On a beau être lesbienne, on nous a tellement rebattu les oreilles d’histoires de princesse, de « ils vécurent heureux et eurent beaucoup d’enfants », de récits à l’eau de rose et d’amour éternel que parfois on se prend à rêver que c’est ce que l’on désire le plus au monde : une petite vie tranquille, un travail gratifiant, un beau mariage, de beaux enfants. Tout ce que la société nous a toujours présenté comme une saine normalité à laquelle, nous les filles, nous ne pouvions qu’aspirer. C’est ce à quoi Eline aspirait quand elle était petite, c’est ce qu’elle pensait vivre avec Lisa qu’elle a épousée en octobre 2013 et avec qui elle avait deux enfants.

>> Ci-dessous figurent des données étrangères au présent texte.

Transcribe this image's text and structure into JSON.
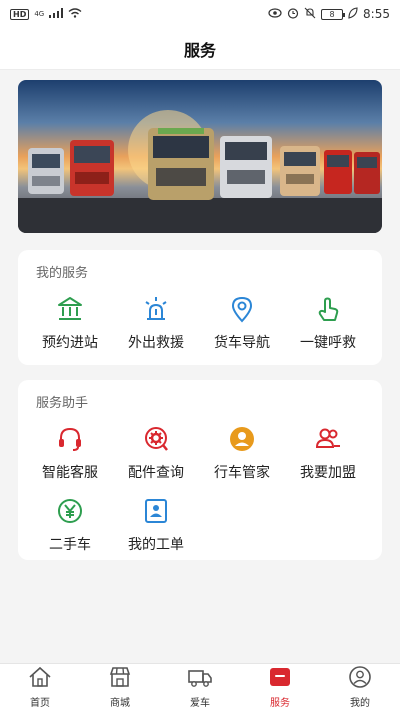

Aujourd’hui, Eline vit seule avec ses deux garçons, Arnaud et Matthieu et est en plein divorce. Elle nous a raconté son histoire.

En mai 2012, quand la loi sur le mariage pour tous a été adoptée, on venait d’avoir les garçons. C’est sûr, on était fatiguées parce qu’ils ne dormaient pas, mais on était bien et heureuses. Le jour de l’annonce de la loi, on y a tout de suite songé. On était vraiment contentes, vraiment heureuses. Tout allait bien pour nous. Nous allions pouvoir nous marier, Lisa allait pouvoir adopter les garçons. Au quotidien, rien n’a changé. On a réfléchi à la date pour le mariage, mais on ne s’est pas senties plus libres de dire qu’on était un couple, on ne s’est pas senties plus fières. Notre mariage, ça s’est passé un peu comme pour notre PACS. On s’était dit « Tiens, si on se pacsait » puis on l’a fait. Notre mariage a eu lieu dans le Sud de la France, en octobre 2013. C’était agréable, tout s’est déroulé parfaitement. Les gens que l’on contactait répondaient tous positivement. Comme on a beaucoup échangé par mail pour tout organiser, et que nos messages étaient tous signés de nos deux prénoms, personne n’a haussé un sourcil, les gens étaient au courant qu’on était deux femmes, tout se passait encore pour le mieux. C’était comme un mariage d’hétéros. Pour nous, il n’y avait aucune différence.

Mais notre histoire s’est terminée en février 2015. À peine un an et demi après le mariage. Le jour de ma noce, j’étais vraiment amoureuse de Lisa. Je me demande aujourd’hui, si c’était vraiment ça, l’amour. Le projet de se marier était né parce qu’on avait les enfants. Je ne sais pas si Lisa y aurait vu un intérêt, s’il n’y avait pas eu l’aspect adoption. L’été qui a précédé notre mariage, elle échangeait beaucoup avec une amie à elle. Elle passait tout son temps au téléphone. Sur le moment, j’ai trouvé ça bénin. Je ne pensais vraiment pas à mal, même si ça m’ennuyait qu’elle aille passer de longues soirées avec une autre femme, qu’elle réponde toujours présente pour quelqu’un d’autre. Je n’ai pas pensé que ça trahissait des failles entre nous. À ce moment-là, rien ne pouvait remettre en question notre projet. J’étais naïve, je m’étais sentie tellement bien le jour de mon mariage, tellement heureuse, que j’étais incapable de me poser la moindre question. C’était un rêve qui se réalisait. Par contre, Lisa ne me parlait pas, elle ne me parlait jamais. Et petit à petit j’avais arrêté de lui poser des questions. Je me suis rendue compte que je m’ennuyais dans mon couple, dans cette routine bien huilée. Peut-être que là déjà, j’ai commencé à me poser des questions. Mais je tenais tout ça pour acquis, pour éternel en quelque sorte. Il y avait bien des doutes parfois, mais sans la dépression de Lisa, jamais je ne serais allée creuser ces doutes.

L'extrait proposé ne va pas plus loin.